“Exports are not enough” - the message gains support
Exporters are lauded locally in most countries; but when they start establishing offshore operations in manufacturing or product development, they are quickly castigated for doing so. The critics have a very naive and short-sighted view. For over a decade, I’ve been arguing that exports are not enough:
The world’s most successful companies do not just export globally - they operate globally. That means having sales, service, logistics, production and development operating around the world. Look at the world’s greatest companies. How many do things only at home to ship out to the rest of the world? I can only think of one - Boeing. The others made the leap from exporting to international operations…. To minimise the cost of distance - freight, duties, foreign exchange risk and in-transit inventory; to reduce production costs, through greater volumes, lower material costs and lower manufacturing wages (an unpleasant reality); to get closer to customers for more efficient service and faster reaction to changing needs; to build critical mass for future investment; and to build credibility with large global customers.
I’m glad to hear, via The Independent’s Nikki Mandow, that others are pushing the same message. At the Export New Zealand-organised Go Global conference in Auckland today, Jonathan Ling (the head of corporate heavyweight Fletcher Building) surprised many of those present by arguing that lifting the country’s outbound foreign direct investment is essential for future economic prosperity. Despite some problems, overall Fletcher attributes enormous benefits to its offshore activities. On a smaller scale, others report similar nett gains. Even the government is getting the message, with more equitable tax arrangements for offshore direct investment.
Here’s why I think it’s a good idea for countries to encourage outbound foreign direct investment:
Global companies like Nokia, Vodafone, and Nestlé operate in many countries. The interesting thing is that large numbers of their high-value jobs are still at home- in development, marketing, and corporate administration. They are surrounded at home by a plethora of supporting organisations- in banking, IT, law, accounting, advertising, travel, short-run early-stage manufacturing, research, education, etc. Together, they bring home huge revenue and profit streams.
If New Zealand wants a high-value economy, it needs more than just exporters. It needs global businesses that operate offshore in all facets of their business.

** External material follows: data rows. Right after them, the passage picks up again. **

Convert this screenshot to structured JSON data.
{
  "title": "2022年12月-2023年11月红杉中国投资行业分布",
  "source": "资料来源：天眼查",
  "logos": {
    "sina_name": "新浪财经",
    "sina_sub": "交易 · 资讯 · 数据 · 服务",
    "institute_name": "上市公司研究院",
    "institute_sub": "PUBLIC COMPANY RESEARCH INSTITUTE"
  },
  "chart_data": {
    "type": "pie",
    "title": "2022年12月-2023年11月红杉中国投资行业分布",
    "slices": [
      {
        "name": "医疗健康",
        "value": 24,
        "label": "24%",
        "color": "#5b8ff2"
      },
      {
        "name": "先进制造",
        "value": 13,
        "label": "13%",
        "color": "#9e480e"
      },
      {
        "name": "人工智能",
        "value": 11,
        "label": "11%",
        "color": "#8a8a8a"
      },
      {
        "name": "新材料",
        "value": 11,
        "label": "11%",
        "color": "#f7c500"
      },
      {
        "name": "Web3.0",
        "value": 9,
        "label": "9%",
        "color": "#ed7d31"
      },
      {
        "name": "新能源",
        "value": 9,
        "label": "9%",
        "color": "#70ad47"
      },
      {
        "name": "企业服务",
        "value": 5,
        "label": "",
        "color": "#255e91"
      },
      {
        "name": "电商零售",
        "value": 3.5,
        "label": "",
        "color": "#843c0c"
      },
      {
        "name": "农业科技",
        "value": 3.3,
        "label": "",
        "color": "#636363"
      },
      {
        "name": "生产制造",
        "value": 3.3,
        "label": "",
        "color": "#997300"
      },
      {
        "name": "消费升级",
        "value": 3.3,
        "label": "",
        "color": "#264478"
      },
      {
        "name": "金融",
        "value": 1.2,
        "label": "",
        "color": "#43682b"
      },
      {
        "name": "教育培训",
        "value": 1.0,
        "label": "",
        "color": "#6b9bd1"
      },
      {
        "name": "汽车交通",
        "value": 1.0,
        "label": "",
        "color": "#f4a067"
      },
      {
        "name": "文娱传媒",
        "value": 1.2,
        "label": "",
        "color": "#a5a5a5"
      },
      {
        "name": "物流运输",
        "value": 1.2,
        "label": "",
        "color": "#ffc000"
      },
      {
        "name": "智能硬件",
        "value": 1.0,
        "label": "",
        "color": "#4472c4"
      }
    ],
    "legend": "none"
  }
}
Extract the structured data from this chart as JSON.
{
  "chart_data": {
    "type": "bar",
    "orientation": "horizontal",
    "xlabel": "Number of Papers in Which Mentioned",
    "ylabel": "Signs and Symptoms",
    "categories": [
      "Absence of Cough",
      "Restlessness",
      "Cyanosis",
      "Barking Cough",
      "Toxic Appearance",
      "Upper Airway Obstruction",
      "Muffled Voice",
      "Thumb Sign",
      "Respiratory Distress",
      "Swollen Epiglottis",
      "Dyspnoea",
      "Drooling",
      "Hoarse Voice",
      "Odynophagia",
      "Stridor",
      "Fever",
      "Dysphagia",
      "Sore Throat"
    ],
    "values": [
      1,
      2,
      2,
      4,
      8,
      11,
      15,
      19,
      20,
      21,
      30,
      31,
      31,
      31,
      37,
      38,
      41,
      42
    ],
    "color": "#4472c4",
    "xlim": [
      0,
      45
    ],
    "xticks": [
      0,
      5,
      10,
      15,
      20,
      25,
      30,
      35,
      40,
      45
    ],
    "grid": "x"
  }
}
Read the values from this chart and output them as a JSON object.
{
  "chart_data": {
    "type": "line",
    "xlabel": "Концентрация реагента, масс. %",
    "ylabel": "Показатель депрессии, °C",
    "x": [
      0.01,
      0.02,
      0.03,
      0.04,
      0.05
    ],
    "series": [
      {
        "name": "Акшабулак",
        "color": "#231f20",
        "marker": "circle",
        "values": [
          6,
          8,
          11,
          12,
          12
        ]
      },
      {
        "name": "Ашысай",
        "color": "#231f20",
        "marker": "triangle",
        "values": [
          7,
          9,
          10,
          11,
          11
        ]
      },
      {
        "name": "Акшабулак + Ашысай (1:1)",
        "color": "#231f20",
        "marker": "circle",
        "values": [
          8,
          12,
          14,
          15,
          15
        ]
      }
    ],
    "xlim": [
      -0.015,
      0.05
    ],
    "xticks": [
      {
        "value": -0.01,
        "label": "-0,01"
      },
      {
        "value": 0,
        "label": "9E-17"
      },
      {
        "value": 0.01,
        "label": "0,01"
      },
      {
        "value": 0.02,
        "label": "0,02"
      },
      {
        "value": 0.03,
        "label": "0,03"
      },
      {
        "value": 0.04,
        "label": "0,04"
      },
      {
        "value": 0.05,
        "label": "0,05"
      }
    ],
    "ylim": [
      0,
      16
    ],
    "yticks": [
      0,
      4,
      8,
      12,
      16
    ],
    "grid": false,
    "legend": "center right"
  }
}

New Zealand should encourage its businesses to invest offshore, not deride them for it. Without global operations, we won’t get a Kiwi Nokia or Vodafone. With global operations, we look like getting a Kiwi Nestlé. We could sure do with some more.
The alternative is to repeatedly build small niche businesses and sell them off for a few million dollars; great for the founders, but not a sustainable and substantial national economic strategy.